O que não tem nome não existe. Clara é
seu nome!
A história da espiritualidade é a história
da luz, quem nasceu para iluminar caminhos só poderia
ter um nome como este. Esta menina nasceu para incendiar
a vida com a chama do Amor. É profética
a conhecida afirmação de Tomas de Celano:
"Foi nobre de nascimento e muito mais pela graça.
Foi virgem no corpo e puríssima no coração;
jovem em idade mas amadurecida no espírito. Firme
na decisão e ardentíssima no amor de Deus.
Rica em sabedoria sobressaiu na humildade. Foi Clara de
nome, mais clara por sua vida e claríssima em suas
virtudes. Sobre ela foi edificada uma estrutura das mais
preciosas pérolas, cujo louvor não vem dos
homens mas de Deus. É impossível compreendê-la
com nossa estreita inteligência e apresentá-la
em poucas palavras". (1 Cel 8, 18-19)
Clara nasce em Assis no dia 16 de julho de 1193. É
batizada na catedral de São Rufino com o nome escolhido
pela mãe iniciando aí uma clara história.
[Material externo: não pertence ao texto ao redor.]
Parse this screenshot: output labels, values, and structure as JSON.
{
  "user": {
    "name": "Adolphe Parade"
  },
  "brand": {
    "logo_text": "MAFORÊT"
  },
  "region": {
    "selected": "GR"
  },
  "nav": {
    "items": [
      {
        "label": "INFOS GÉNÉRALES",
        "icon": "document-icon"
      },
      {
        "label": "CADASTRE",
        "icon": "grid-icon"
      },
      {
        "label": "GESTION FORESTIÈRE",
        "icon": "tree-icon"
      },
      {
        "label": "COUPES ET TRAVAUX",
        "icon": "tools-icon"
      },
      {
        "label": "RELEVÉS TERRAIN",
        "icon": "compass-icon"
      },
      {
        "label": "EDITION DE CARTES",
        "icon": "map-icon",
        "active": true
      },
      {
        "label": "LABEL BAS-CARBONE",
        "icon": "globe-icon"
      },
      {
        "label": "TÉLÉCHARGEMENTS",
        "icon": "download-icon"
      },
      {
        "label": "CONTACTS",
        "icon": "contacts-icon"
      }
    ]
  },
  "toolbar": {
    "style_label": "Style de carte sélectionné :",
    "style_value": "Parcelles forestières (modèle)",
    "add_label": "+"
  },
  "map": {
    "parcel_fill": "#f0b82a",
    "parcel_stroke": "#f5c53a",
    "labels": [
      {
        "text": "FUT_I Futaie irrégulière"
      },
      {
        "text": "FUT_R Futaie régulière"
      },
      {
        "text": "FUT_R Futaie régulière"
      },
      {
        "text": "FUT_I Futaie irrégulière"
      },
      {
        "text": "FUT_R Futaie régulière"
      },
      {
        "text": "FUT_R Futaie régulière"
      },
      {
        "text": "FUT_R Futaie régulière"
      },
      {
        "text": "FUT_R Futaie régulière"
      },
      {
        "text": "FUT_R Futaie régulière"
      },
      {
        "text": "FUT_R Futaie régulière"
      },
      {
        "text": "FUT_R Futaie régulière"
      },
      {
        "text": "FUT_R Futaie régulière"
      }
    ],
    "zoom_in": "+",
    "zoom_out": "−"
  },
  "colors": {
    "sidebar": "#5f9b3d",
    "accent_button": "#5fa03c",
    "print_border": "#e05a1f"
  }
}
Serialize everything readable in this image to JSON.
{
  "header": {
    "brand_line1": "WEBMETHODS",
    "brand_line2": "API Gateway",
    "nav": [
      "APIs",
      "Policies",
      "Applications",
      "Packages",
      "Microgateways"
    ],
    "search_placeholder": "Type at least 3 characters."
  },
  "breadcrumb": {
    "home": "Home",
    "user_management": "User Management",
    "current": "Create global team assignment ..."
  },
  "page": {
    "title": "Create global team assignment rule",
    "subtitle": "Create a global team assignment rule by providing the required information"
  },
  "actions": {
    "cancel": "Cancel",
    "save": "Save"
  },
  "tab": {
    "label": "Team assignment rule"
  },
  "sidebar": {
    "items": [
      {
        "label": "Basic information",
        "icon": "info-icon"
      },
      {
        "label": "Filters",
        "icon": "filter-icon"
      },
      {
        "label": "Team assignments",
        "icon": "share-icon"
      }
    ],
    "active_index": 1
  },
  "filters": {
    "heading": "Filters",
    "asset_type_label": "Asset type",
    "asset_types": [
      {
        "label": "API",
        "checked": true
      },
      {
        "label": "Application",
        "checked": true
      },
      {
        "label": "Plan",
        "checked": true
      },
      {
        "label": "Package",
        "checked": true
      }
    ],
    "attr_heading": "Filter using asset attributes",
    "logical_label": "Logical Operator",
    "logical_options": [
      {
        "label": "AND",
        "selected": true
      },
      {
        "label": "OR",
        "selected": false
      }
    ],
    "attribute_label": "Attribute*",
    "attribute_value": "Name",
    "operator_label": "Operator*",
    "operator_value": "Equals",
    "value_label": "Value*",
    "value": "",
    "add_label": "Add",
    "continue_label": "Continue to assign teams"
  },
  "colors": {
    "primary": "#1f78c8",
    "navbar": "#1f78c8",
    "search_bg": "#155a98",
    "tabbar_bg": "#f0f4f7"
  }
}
Seu pai é o Conde Favarone, nobre e cavaleiro,
personalidade forte mas muito terno e afetuoso com seu
filho e filhas. É descendente dos Offreduccio Favarone
di Bernardino, uma família da melhor estirpe. Sua
mãe, Hortolana, Condessa de Sasso Rosso, é
uma mulher com o "esprit du finesse", característico
das grandes damas medievais. É devota, sábia
e segura. Após a morte do marido junta-se às
filhas em São Damião.
Clara tem um irmão chamando Boso e três irmãs:
Pessenda, Inês e Beatriz. As duas últimas
seguiram Clara na experiência contemplativa das
Senhoras Damas Pobres.
Família rica e influente em Assis, os Offreduccio
Favarone poderiam oferecer à filha um matrimônio
de bens e de dotes e um sonhado futuro de riquezas. Contudo
Clara nasceu para conduzir vidas para Deus e seu matrimônio
foi escolher o Esposo, o Rei dos Reis, num esponsal místico.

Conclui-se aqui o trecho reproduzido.